Early on, Preston admits that the promise of lost civilizations attracted him less to the story than the technology the effort would use to locate it. The thick jungle canopy in El Mosquita complicated seeing any sign of the site — mounds, walls, and exposed stone — from the air. It also made accurate ground mapping impossible. Dating back to 1940, more than one expedition had announced that it discovered the fabled White City, only to lose it again. Cue the lasers. Preston, in his role as National
Geographic reporter, meets Ron Blom, the Jet Propulsion Laboratory scientist credited with using satellite imaging to discover the lost city of Ubar in the Arabian Desert. Blom had used advanced flyover radar to locate temples in the jungle of Cambodia, and he tells Preston of an upcoming effort to locate a potential major site in the Americas. He won’t say any more than that. But the sleuth in Preston takes over, and it doesn’t take long for him to discover stories of the White City and the monkey god, rumored since the time of the conquistadors to be hidden deep in Honduras. Blom wants to chase the legend utilizing a new technology known as Light Detection and Ranging system, or lidar, that can penetrate the jungle canopy and reveal structures in the earth.

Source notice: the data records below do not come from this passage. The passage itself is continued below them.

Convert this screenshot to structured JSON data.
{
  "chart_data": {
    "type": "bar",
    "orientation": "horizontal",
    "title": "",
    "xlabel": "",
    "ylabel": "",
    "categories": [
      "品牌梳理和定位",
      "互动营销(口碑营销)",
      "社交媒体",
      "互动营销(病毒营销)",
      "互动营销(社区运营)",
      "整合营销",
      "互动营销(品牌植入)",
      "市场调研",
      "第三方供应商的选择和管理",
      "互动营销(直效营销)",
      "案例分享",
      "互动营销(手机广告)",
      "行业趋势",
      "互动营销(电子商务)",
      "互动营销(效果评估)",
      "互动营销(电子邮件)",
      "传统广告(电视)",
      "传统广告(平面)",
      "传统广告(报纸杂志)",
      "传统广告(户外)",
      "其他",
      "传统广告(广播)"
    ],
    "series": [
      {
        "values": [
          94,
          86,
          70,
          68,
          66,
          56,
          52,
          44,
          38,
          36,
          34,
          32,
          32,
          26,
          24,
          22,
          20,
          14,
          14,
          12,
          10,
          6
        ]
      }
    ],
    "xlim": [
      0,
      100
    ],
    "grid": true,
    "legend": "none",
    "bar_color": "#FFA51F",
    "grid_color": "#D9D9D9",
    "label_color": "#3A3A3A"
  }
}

Also involved is a man obsessed with the White City, Steve Elkins, who’d spent 20 years searching unsuccessfully for it. Elkins raises money for the expedition, enlisting a filmmaker, among others, to join Blom’s effort. Preston comes along on assignment from National Geographic. In a decided meeting of low and high technologies, the team loads the bulky lidar unit into an old Cessna streaked from oil leaks and surveillance missions over the target area. Images taken during the flyovers reveal extensive archaeological features, and the group returns armed with computer-generated maps and sophisticated GPS readings to “ground-truth” their discovery. The ground team includes a “fixer” with experience in drug smuggling and artifact looting, and a British special forces expert in jungle survival and warfare. The Honduran government provides a unit of indigenous soldiers to protect the explorers and the sites. On the first night in camp, the appearance of a large and deadly poisonous snake drives home the warnings that this jungle is the most dangerous place on earth.
Snakes, it turns out, aren’t the biggest problem. The most suspenseful part of the book is not whether the team will escape the jungle alive, it’s whether or not they will survive what they bring home. The curse comes in the form of a single-cell parasite transmitted to humans in sand fly bites. The parasite feeds around the bite and eventually migrates to the sufferer’s nose where, as Preston describes it, the fly leaves “a giant weeping sore where the face used to be.” When the men began to report infections — Preston breaks out in mouth sores — the National Institutes of Health steps in. Cures are as dangerous as the parasite, and recovery is uncertain. Also fierce are the attacks on the expedition’s method of exploration, along with the ethics concerned with excavations done on foreign and indigenous lands. Preston’s achievement here is to inform us of the less glamorous aspects of archaeology while not losing any of discovery’s romance. The Lost City of the Monkey God is an adventure in all its aspects. Indiana Jones had it easy compared to this. — Bill Kohlhaase
Douglas Preston reads from “The Lost City of the Monkey God” at 6 p.m. on Thursday, Jan. 26, at Collected Works Bookstore, 202 Galisteo St., 505-988-4226.